Looking ahead, Jonas says he wants to remain close to artists, which is why he designed his apartment to welcome both the art and the people behind it. “For example, to get a beautiful sculpture by Eli Ping, I contacted him directly on Instagram. I asked for images, shared photos of where the work would live, and invited him over. He came for lunch. I got to know him. That’s incredibly meaningful. If that’s patronage, I don’t know, but getting closer to artists like this is deeply rewarding, because they’re people—and through that relationship, you understand the work differently.”
Like any collector, Jonas has regrets and dream acquisitions. His dream piece has always been an Egon Schiele. One of his biggest regrets? Not buying an Avery Singer the first time he encountered her work. “That one always comes to mind,” he says, recalling an early piece shown at an art fair in Paris, when she was still presenting with a small German gallery. Years passed before he acted, and by then, it was out of reach. “At some point, you say, all right, next case. It’s overpriced now, it’s no longer at a level that makes sense for me, and the moment has passed.”

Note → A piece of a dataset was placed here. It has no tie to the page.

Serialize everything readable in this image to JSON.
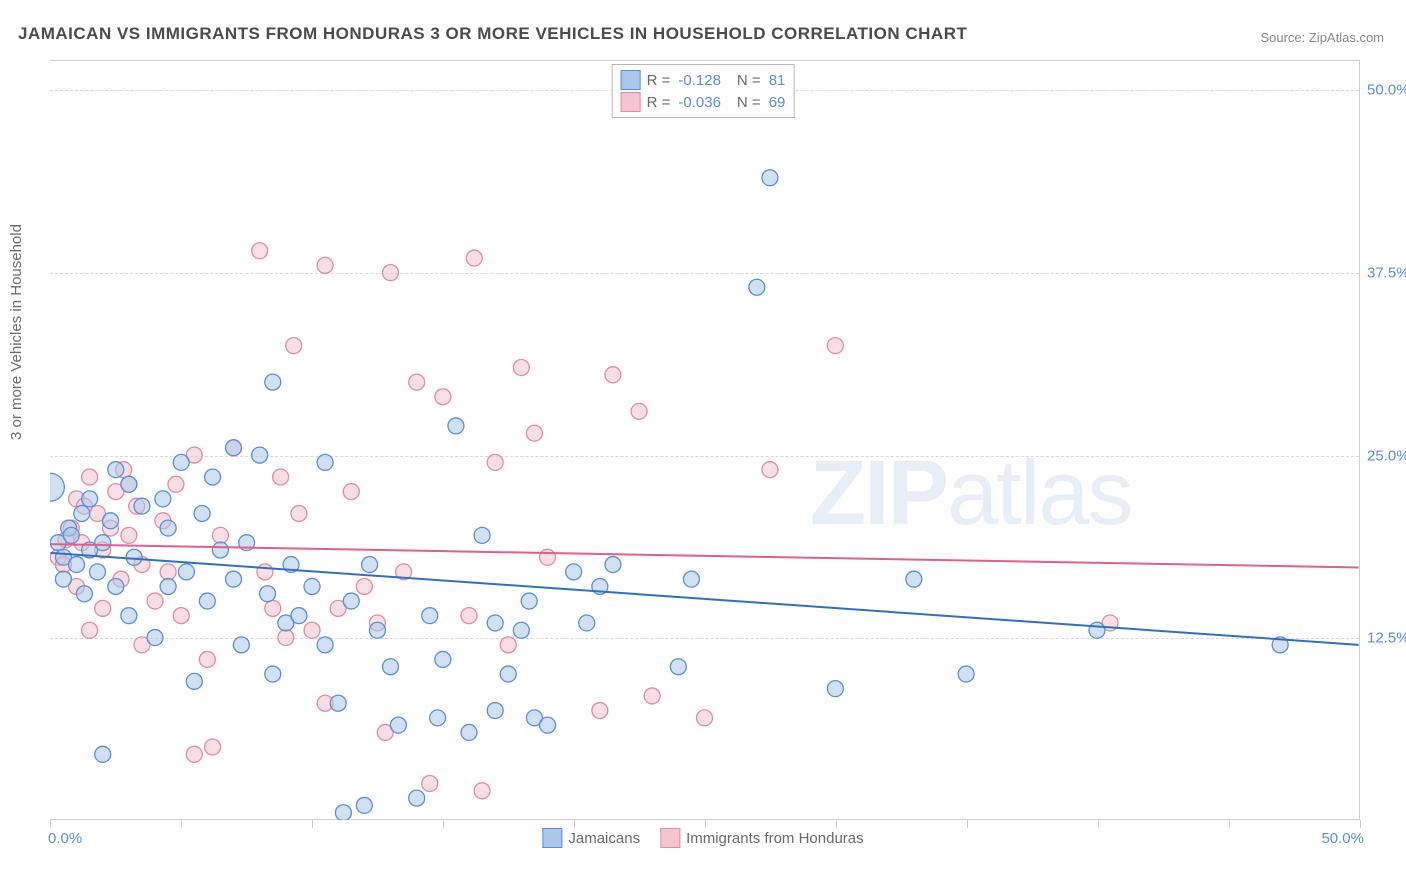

A similar story unfolded with Japanese artist Yu Nishimura, whom Jonas discovered early on but struggled to access. Though prices have shifted—especially following a stellar year of auction records and David Zwirner representation—Jonas recently acquired a piece from Nishimura’s latest show at Crèvecœur in Paris. “It’s a little baby one, and I’d still like to get another. But once the train has left the station that far, it becomes very difficult.”
Even with a collection so large, Jonas admits he’s never managed to set a strict annual budget. “I’ll tell myself, I shouldn’t buy anymore, I really shouldn’t—and then I do. If I have the money, I can afford it and I love it, then boom. It’s my biggest passion. It’s a passion, it’s an addiction—but it’s a rewarding addiction.”
Taken broadly, Jonas sees his collecting as a natural extension of his engagement with beauty. “I love art, I love music, I love dance,” he says. “To be able to live with it, embrace it, learn about it and discover the next piece of beauty in the world—it’s incredible. They’re like my children, you know. And I love all my children.”